Yes. The second cardinal rule: guests don't get to play with LN. Three people at our party were allowed to handle it. I mention this in the post, under "isolation".
I feel really dense asking this, but I don't have the faintest idea how the procedures you've mentioned prevent consumption of liquid nitrogen.
When chilling a glass, you dump out the LN. OK. That makes some sense. But then when making ice cream, you put LN directly into the bowl while mixing. Huh?
edit: I can see why you don't want to provide too many details. I will just say this story, while very interesting, terrified me.
If the LN2 is still liquid, then it is boiling. If you had a pocket of LN2 trapped inside the ice cream, it would boil and you would notice your ice cream venting. If the LN2 was still liquid and dispersed throughout the ice cream, then the ice cream would be -196C and you would not be able to eat it.
As long as your food or drink are not spewing off large amounts of gaseous nitrogen, there should be no liquid nitrogen in them.
I have seen stands at local fairs that make LN ice cream to order.
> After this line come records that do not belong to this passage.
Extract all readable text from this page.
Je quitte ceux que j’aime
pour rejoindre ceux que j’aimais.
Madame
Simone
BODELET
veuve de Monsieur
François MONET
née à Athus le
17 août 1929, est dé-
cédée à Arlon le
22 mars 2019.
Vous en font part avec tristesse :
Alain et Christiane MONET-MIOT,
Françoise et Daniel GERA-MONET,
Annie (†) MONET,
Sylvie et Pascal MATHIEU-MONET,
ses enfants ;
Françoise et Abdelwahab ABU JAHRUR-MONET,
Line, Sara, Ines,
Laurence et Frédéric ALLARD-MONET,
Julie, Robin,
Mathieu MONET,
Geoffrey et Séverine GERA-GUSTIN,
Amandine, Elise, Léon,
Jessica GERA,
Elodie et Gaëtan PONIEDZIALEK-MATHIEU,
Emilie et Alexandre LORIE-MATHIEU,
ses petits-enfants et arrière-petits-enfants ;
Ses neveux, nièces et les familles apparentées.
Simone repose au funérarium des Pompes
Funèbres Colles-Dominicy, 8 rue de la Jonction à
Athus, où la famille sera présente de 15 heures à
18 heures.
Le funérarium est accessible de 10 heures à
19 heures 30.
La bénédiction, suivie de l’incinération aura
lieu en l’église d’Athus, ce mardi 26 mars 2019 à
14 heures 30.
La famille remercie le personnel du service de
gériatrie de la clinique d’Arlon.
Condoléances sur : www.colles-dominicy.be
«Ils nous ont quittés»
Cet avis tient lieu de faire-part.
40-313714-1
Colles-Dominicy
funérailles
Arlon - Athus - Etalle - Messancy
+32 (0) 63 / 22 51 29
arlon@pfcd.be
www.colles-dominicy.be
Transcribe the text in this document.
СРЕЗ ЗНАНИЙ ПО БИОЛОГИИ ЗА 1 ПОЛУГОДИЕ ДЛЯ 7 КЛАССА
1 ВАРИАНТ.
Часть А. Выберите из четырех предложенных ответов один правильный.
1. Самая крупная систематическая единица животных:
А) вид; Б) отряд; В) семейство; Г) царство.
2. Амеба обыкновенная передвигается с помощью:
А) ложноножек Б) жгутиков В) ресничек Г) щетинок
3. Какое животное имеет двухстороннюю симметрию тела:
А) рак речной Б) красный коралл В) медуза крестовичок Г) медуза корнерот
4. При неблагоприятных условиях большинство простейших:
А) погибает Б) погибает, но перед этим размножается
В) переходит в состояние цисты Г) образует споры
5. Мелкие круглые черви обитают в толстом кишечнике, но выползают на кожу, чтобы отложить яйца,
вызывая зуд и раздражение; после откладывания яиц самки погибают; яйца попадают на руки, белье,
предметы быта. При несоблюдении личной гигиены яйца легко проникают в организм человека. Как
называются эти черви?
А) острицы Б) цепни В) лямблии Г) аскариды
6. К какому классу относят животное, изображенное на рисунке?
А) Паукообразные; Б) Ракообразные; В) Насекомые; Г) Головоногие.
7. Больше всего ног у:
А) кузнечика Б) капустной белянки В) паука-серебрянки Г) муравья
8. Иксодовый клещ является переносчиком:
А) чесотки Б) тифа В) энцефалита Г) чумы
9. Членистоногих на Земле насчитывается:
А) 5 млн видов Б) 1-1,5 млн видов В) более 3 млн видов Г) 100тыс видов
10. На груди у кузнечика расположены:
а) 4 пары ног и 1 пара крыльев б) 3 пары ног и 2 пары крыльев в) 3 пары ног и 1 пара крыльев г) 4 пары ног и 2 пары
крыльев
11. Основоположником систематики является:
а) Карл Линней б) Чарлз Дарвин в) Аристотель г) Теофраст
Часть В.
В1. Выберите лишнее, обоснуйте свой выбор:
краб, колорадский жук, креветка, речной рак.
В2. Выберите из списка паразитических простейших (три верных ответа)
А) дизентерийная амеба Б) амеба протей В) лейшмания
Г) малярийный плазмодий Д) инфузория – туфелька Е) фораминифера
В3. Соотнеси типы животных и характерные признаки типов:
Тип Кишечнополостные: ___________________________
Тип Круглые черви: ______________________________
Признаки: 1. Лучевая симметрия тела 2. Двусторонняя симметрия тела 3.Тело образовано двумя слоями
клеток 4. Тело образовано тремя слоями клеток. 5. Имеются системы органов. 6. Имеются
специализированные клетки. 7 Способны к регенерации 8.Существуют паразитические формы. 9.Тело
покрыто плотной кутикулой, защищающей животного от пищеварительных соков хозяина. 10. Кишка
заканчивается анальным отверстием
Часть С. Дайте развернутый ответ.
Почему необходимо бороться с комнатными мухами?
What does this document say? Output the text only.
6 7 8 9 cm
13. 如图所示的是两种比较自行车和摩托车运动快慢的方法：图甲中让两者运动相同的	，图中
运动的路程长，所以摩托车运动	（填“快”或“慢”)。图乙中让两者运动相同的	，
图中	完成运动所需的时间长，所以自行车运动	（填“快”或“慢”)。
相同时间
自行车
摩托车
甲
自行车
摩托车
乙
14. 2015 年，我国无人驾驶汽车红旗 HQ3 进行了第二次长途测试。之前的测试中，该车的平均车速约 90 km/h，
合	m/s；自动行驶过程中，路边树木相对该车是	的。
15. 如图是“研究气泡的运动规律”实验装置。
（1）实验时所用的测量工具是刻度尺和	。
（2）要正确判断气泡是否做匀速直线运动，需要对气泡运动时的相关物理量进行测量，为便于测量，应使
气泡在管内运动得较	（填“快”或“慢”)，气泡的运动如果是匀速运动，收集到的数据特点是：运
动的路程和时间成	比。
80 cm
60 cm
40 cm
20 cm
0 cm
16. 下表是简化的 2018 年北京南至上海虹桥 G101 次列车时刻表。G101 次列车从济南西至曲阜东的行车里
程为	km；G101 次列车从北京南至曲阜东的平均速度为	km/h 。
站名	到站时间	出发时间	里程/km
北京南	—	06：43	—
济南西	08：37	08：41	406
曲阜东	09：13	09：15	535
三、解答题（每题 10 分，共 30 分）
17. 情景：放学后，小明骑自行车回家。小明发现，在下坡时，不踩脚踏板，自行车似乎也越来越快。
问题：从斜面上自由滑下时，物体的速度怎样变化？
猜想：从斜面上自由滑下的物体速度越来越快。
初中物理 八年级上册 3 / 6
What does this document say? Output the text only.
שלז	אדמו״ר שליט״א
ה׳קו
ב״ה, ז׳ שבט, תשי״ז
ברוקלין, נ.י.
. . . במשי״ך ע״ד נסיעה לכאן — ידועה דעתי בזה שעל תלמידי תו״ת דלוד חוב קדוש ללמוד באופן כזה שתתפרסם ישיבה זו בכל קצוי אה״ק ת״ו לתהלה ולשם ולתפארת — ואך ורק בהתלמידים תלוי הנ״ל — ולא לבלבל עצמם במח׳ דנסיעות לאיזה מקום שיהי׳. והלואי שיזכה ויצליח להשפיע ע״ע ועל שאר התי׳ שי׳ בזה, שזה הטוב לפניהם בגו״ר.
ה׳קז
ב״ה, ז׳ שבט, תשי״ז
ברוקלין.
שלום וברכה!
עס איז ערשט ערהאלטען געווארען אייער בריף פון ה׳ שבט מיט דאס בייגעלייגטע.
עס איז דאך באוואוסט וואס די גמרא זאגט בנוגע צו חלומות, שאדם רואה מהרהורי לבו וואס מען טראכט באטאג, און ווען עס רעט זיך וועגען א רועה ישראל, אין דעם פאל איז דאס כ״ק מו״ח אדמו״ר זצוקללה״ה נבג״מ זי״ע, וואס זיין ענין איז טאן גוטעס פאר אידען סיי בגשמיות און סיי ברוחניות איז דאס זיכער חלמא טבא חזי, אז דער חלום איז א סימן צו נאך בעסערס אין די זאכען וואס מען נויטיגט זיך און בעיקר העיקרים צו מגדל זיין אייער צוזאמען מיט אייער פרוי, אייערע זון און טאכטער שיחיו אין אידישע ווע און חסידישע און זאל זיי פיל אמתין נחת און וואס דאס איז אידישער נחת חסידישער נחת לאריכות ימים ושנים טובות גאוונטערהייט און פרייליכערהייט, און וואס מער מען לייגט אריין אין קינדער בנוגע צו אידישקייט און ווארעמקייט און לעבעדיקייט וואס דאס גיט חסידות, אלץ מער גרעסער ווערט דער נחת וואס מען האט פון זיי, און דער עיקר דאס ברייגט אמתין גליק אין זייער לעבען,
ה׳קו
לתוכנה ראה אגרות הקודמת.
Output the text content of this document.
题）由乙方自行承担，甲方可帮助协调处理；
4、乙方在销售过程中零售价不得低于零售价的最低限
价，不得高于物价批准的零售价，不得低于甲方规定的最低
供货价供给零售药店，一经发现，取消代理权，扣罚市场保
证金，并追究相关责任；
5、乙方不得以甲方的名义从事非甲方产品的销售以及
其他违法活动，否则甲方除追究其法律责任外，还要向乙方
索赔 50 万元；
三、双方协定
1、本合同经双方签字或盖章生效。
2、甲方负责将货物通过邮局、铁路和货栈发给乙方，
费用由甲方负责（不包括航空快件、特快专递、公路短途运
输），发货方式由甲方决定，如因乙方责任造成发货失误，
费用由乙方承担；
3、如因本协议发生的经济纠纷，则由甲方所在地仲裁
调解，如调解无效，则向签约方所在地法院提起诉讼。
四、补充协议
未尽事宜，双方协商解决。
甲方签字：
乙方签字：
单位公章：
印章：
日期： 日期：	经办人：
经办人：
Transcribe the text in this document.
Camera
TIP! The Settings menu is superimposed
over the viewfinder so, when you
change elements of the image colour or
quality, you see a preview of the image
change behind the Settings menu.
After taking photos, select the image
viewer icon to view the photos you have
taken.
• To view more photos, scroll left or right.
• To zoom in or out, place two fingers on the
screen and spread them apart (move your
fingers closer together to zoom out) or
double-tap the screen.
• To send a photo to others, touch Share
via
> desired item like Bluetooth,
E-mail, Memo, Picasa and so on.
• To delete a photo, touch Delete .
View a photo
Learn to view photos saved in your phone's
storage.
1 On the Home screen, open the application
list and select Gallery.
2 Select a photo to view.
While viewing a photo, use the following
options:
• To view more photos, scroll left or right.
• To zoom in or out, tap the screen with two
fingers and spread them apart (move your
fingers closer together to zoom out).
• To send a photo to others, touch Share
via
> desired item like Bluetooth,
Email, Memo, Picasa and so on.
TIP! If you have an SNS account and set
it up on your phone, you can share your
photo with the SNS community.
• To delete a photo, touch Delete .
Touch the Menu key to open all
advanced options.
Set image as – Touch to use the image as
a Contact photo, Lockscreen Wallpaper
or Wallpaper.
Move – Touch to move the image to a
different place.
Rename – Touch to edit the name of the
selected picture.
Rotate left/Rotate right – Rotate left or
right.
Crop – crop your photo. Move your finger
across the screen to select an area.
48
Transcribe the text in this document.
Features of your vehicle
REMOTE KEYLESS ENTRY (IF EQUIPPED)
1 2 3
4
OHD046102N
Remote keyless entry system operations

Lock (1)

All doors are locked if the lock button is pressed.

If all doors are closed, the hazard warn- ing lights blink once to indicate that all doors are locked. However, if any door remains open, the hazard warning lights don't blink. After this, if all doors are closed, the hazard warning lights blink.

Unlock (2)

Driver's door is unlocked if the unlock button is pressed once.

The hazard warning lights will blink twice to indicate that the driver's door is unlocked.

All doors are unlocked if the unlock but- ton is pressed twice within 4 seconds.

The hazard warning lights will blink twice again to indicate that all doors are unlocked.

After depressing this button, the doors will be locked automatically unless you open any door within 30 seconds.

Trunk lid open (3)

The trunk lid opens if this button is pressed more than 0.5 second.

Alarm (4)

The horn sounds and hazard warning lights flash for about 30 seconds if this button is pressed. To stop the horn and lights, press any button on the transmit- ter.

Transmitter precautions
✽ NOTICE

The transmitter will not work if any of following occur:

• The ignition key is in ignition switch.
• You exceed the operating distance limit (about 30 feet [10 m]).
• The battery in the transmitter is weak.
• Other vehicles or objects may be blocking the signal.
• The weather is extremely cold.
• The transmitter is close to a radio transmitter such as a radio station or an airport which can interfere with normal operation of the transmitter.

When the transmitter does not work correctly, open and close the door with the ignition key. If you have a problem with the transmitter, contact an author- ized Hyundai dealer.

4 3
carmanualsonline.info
It's pretty neat. I haven't done it, but they have 16 year olds doing it presumably without incident.
There is a stand at the Mount Pleasant Farmers Market in Washington, DC, that does LN ice cream. I've never tried it--partly because I don't eat much ice cream, partly because I don't see the point.
It's a better method of freezing than traditional ice cream makers. Faster freeze = smaller ice crystals = creamier mouthfeel.
It's also easier in many ways for them. You don't even have to have freezers, since you're spot freezing everything. It saves you from buying a batch freezer for making it, which is $30,000 used. I'm told that if you're buying LN regularly, the distributor will hook you up with the tank at a low monthly fee. So it's probably much cheaper to start a stand that way.
The downside is it's a little less time-efficient. It's REALLY easy to make a 5 gallon batch of ice cream in a Carpigiani.
I was at a tiki bar last week that served drinks with dry ice in it, with a straw! So, so bad. I don't think you should ever give people dry ice, especially when they've been drinking. But if you did, the theory behind its safety is that it sinks to the bottom, so the drinker couldn't really consume it. But with a straw, if it got to a small enough size you could easily suck a pebble in, and the results would be at best very painful.
Maybe I'm wrong and it's not that dangerous, but I don't think I'd do it if I owned a bar.
I'd recommend it. It's useful if nothing else for the stuff on dilution, cocktail balancing (acid/abv/sugar percentages), and batching. It's helpful even for classic cocktails.
Most of the stuff in it is not dangerous. However unless they're nerdy and willing to spend, they're not going to get much out of the modernist stuff. I'd say bare minimum you need to build a home carbonation rig (~$150ish) or buy an ISI Whip and some CO2/N20 cartridges (similar price all-in) and some Pectinex Ultra-SPL ($15 after shipping) to do anything interesting.
Dumb question. When you're making ice-cream / drinks are you actually mixing liquid nitrogen as an ingredient into these drinks / foods? I thought it was solely an agent to quickly cool things I wasn't aware you were actually ingesting liquid nitrogen. Does it modify the taste at all? Is it safe?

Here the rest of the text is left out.